[ppml] Policy Proposal: Expand timeframe of Additional Requests
paul at vix.com
Thu Aug 16 15:35:13 EDT 2007
> ... IP numbers have no value to a hoarder unless they can sell them. So the
> hoarder is going to obtain as much as he can then as soon as IPv4 runout
> happens he's going to try to sell as much as he can as soon as he can -
> since the value of IPv4 will be highest right after runout.
i wish that i agreed. even leaving aside the fact that IP addresses aren't
property and that any market in them is a black market until and unless the
community generally agrees to loosen the ties that bind us to RFC 2050, i'm
struck by my utter disbelief that hoarders will dump. when you've got a
pile of stuff that costs you nothing to hold onto (no upkeep, so this isn't
like pork bellies), you will trickle it out into the market at a pace designed
to keep prices high. if we postulate N hoarders and demand Q per interval T,
each hoarder will have the quota of (N/Q)/T, knowing that if they exceed this
they will not maximize their profit. see the RAM chip market for examples,
except that in RAM chips the value of your hoard goes down with innovation --
having a lot of 256K chips is a burden when 512K chips come out, etc. IPv4
addresses, if the hoarders played their cards right, could increase in cost
over time, since IPv6 is such a dark horse.
> This will simply have the effect of delaying IPv6 switchover for the rich
> organizations that can afford to buy from hoarders. In other words,
> hoarding does not really take IPv4 out of circulation, since the hoarder has
> to see it put in to circulation to get paid.
a hoarder has to limit the amount put into circulation to get paid "the most."
IOW, they would only dump in the months before IPv6 appeared to be viable, and
that could still be "never" if the community doesn't get some coherency on it.
> And the side effects would be terrible. Almost certainly it would prompt
> court cases and the like that could possibly produce caselaw in some
> jurisdictions of considering IP addresses property, thus ARIN might lose
> control of the assignment authority. That is why we would be foolish not to
> do what we can to make the environment for "ip v4 sales" to be very
> difficult for a hoarder to operate in.
on this point, i agree, with the proviso that ARIN's authority to allocate
would become moot if there is nothing to allocate, and ARIN derives its
authority from the community, who may yet cohere on the topic of address
property rights. RFC 2050 describes a "right to use" on the "basis of need".

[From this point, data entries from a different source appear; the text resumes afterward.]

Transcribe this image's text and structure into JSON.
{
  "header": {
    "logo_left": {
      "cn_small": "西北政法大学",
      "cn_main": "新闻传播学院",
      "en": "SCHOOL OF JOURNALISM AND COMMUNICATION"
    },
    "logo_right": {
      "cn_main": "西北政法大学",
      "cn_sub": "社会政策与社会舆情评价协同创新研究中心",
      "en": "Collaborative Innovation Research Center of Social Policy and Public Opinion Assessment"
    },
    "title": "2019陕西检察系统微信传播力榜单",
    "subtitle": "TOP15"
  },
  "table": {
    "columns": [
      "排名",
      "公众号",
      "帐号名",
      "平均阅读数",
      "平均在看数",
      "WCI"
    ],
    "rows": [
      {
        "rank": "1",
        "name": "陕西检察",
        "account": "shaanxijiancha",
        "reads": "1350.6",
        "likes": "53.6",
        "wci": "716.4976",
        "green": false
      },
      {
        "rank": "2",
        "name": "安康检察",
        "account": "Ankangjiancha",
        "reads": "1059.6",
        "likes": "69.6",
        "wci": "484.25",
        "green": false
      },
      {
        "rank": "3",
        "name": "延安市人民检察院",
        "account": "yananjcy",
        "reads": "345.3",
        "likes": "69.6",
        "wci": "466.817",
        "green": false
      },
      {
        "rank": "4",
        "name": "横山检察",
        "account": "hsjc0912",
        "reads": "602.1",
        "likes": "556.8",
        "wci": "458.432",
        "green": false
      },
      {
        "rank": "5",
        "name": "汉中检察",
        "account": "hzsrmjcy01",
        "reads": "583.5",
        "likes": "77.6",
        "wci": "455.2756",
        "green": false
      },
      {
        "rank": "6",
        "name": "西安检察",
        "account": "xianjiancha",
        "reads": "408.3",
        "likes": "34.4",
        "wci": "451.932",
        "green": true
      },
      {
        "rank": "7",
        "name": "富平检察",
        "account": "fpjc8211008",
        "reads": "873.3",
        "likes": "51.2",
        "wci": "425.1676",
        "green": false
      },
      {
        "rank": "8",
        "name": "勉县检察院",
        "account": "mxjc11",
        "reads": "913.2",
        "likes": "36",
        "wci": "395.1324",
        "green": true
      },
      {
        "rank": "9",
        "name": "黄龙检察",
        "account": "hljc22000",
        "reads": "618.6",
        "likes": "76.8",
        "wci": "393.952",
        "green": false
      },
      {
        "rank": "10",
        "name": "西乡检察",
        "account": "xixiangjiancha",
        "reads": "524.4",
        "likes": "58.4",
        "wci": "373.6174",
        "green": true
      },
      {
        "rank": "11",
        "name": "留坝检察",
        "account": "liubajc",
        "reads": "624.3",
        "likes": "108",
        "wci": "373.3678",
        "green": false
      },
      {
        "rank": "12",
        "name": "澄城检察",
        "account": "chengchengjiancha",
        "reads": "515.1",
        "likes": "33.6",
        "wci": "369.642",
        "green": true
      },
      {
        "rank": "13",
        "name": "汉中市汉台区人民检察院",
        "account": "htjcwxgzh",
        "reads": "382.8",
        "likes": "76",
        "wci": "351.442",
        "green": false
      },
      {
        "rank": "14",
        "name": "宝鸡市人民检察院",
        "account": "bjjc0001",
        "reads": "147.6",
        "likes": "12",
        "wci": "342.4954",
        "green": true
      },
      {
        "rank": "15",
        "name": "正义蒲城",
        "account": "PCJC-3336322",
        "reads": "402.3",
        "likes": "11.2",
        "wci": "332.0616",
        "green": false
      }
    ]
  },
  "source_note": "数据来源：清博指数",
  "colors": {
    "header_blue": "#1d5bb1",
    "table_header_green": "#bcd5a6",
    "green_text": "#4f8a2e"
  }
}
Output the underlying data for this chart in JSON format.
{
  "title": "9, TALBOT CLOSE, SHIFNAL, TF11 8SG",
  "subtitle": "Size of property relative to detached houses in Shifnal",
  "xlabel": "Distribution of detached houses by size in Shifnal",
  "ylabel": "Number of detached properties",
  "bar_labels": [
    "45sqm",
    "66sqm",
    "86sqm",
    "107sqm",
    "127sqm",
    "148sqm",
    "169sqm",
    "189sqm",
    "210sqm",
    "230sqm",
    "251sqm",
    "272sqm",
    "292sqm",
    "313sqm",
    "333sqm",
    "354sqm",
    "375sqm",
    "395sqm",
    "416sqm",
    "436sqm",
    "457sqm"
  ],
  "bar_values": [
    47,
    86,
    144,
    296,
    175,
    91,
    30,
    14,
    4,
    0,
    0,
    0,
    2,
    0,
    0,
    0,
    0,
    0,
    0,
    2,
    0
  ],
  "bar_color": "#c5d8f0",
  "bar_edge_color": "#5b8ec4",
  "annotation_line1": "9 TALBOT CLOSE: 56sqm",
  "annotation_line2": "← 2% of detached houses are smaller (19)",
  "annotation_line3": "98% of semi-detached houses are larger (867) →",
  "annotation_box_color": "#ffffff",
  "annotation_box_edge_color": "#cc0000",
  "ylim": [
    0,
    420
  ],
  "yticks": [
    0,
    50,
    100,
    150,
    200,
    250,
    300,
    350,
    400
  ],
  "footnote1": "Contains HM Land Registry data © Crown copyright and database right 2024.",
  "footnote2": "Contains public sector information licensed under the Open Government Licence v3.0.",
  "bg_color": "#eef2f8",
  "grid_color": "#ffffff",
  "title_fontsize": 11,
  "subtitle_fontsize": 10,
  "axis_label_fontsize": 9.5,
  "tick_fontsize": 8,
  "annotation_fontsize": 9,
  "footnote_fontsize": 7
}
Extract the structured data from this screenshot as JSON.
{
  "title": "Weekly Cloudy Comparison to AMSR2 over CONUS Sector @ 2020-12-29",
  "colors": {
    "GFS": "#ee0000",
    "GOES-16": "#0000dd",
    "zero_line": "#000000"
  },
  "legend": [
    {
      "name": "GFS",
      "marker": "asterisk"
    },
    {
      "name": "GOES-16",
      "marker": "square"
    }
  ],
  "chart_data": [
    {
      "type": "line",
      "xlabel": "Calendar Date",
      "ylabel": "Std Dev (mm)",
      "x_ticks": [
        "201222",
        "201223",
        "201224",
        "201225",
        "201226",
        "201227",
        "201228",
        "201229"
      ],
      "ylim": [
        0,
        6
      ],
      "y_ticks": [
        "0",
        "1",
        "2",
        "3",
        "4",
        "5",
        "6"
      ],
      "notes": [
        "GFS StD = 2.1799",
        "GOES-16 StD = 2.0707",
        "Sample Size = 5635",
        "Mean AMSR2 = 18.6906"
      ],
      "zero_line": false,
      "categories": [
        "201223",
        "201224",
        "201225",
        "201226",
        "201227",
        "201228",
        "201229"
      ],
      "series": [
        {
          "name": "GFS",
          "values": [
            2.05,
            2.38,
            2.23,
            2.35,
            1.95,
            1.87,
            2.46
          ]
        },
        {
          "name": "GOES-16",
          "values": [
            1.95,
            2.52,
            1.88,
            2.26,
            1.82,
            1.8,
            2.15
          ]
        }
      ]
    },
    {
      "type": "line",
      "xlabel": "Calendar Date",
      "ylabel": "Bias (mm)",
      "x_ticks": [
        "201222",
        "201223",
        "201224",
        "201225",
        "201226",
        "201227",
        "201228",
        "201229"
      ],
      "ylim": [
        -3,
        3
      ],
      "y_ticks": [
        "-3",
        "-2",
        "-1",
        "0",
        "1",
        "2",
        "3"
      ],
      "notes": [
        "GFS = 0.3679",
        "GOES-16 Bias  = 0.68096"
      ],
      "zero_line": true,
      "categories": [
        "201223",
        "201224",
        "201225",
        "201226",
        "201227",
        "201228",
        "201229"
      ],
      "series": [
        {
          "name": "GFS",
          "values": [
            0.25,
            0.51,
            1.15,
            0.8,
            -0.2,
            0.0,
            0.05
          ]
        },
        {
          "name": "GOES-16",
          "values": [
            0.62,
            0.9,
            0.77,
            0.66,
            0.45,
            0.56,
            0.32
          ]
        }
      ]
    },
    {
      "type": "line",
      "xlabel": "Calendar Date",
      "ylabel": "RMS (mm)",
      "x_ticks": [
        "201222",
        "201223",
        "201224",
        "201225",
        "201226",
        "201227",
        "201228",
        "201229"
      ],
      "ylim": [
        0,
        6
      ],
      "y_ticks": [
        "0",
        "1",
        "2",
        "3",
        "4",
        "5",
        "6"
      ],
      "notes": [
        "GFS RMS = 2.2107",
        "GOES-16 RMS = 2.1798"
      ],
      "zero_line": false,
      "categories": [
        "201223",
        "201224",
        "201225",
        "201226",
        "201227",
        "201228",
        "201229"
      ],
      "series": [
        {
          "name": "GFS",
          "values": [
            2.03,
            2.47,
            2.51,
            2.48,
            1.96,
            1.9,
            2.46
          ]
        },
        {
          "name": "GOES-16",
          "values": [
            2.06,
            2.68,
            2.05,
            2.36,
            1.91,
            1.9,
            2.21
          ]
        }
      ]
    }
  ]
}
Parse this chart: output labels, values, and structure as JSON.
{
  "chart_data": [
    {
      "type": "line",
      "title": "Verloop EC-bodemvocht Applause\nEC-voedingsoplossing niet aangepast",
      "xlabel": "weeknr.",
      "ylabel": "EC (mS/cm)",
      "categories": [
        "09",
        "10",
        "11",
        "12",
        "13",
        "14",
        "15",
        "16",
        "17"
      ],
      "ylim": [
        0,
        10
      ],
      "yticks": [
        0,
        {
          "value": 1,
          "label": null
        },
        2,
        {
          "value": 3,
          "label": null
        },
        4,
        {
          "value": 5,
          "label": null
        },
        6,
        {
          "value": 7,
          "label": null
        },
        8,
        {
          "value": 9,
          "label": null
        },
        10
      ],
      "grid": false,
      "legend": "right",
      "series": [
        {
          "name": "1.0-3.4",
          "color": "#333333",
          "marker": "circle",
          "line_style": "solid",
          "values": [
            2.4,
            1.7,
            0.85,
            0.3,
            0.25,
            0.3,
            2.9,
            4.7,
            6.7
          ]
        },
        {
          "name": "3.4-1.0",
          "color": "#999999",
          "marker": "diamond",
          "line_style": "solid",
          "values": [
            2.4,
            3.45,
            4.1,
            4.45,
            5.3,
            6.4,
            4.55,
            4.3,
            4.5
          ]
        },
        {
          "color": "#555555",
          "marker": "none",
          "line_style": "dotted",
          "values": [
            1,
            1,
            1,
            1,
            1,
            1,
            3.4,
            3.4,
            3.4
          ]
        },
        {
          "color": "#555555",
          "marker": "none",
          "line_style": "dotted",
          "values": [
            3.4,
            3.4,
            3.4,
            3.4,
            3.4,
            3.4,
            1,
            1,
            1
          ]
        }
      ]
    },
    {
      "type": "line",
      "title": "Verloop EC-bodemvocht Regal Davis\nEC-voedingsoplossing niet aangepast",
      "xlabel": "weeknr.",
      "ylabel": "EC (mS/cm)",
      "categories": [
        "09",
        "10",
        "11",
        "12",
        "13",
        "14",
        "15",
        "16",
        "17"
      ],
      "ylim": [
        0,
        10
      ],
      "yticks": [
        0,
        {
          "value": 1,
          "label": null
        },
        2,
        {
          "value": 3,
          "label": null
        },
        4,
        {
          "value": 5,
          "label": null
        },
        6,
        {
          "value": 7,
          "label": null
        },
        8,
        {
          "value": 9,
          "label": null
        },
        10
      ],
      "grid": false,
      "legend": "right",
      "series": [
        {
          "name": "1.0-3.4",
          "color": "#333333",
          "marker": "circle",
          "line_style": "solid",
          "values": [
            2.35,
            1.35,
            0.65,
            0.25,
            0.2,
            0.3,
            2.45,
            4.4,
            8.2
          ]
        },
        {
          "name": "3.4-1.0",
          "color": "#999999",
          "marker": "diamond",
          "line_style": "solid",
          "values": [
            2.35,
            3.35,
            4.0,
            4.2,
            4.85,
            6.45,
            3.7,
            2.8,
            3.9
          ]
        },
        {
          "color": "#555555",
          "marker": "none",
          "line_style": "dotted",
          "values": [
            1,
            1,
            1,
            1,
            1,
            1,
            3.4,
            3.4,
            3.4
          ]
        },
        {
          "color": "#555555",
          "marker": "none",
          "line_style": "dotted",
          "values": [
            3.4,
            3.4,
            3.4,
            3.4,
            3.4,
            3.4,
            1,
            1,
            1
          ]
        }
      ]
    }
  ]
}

perhaps if there's nothing left to allocate, the community will decide to
expand this to a "right to use and/or dispose" which is the technical
definition of property in most of the world. (dispose doesn't mean
incinerate, it means do something that means you don't have it any more, like
sell it.) that's a global community decision not a regional community
decision. i don't know if it would be possible to rev RFC 2050 in today's
world, but i expect some RIR bylaws somewhere might also have to be amended.
also, on this point, the community seems thus far quite divided. folks who
expect to keep needing more new IPv4 addresses after central pool depletion
seem to favour the idea of making it "legal to buy them" (and therefore,
"legal to sell them"). folks who expect to be able to renumber or to use NAT
or to become more efficient seem to favour the idea of making it "legal to
sell". on the other hand, folks who know that the highest and best use of
property is to buy low and sell high, speculate, and subdivide, are concerned
about the digital divide (can afford addresses vs. not), globalization (a
village ISP in africa might be able to make the equivilent of a year's profit
by selling their IP address block in new york), routing table growth due to
subdivision, and probably other things i'm not thinking of at the moment.
> > There have been approximately 100 legacy /8s assigned. This is more
> > than the total allocations made to all the RIRs, combined.
> I keep waiting for someone to point this out when we get into these
> legacy holder flamefests. Sigh.
would the ARIN community agree to pay higher fees to build a cash hoard that
ARIN could then use to "buy back" legacy space which would then be given to
IANA to hand out on a "right to use, based on need" basis? (i'm not proposing
this and i'm definitely not speaking as a trustee when pondering it, but i am
curious to hear some answers.)
> ... no matter what you do, whether you stretch out or shrink the time before
> IPv4 runout, the fact is that runout will happen eventually and behaviors of
> ISP's will change. Even if hoarding and IP sales come into play, all it
> will do is put off the day of reckoning.
yea, verily. tell it, brother.
> > This does not appear to have impacted the uptake of IPv6.
> IPv6 really hasn't been introduced. IPv6 is currently nothing more than a
> set of technical specifications without an implementation for the MAJORITY
> of operating systems in current production use.
> Once we see all Windows operating systems that are older than Vista drop
> down to 10% of the production installs in current use, we can consider that
> IPv6 has been introduced.
if you tell folks they can't have anything more than web access unless they
upgrade to Vista, most will say that's fine, web access is all i need. let's
not focus on the client platform in these discussions, that's a CPE/NAT-PT
question for which v6ops at ietf is more suitable.